La police géorgienne a tenté de mettre fin vendredi aux manifestations pour l’intégration à l’Union européenne. Pour la deuxième soirée consécutive, la police anti-émeute géorgienne a utilisé des gaz lacrymogènes et des canons à eau contre des milliers de manifestants à Tbilissi après la décision du gouvernement de suspendre les négociations d’intégration à l’Union européenne.

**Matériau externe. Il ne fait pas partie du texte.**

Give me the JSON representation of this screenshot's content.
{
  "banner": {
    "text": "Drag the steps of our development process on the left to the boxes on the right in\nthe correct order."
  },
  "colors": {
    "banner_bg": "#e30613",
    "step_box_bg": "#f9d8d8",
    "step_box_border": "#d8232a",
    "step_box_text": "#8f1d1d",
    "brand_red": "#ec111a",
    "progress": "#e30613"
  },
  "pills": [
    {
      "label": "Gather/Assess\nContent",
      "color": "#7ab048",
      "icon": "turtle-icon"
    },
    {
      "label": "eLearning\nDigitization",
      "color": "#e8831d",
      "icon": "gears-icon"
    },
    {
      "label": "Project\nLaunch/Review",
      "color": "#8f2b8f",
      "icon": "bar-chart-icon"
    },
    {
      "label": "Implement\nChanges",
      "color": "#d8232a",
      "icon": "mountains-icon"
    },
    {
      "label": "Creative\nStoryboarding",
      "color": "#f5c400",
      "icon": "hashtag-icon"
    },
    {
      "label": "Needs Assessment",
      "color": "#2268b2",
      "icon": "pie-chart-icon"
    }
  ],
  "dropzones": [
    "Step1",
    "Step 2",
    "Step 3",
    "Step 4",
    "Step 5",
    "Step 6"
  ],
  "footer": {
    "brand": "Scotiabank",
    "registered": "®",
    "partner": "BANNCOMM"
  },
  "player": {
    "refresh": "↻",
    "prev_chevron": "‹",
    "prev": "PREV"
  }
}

Manifestations pour l’intégration à l’Union européenne en Géorgie
La Géorgie est en proie à une crise politique depuis que le parti au pouvoir, le Rêve géorgien, a proclamé sa victoire aux élections de la fin octobre, des résultats que l’opposition et la présidente Salomé Zourabichvili contestent. Cette ancienne diplomate française élue en 2018 dans son pays d’origine, entrée en conflit avec le parti au pouvoir, a exprimé vendredi soir sa solidarité avec le «mouvement de résistance».
Conflit politique et répression
Le gouvernement, accusé de dérive autoritaire prorusse, a déclenché jeudi une nouvelle vague de mobilisation en annonçant repousser jusqu’à 2028 toute négociation d’intégration dans l’Union européenne, un objectif de longue date de l’ex-république soviétique. Des milliers de personnes se sont rassemblées vendredi soir devant le Parlement dans le centre de la capitale à l’appel de l’opposition pro-européenne, après l’arrestation d’une quarantaine de manifestants la nuit précédente à l’issue d’une dispersion violente de la manifestation.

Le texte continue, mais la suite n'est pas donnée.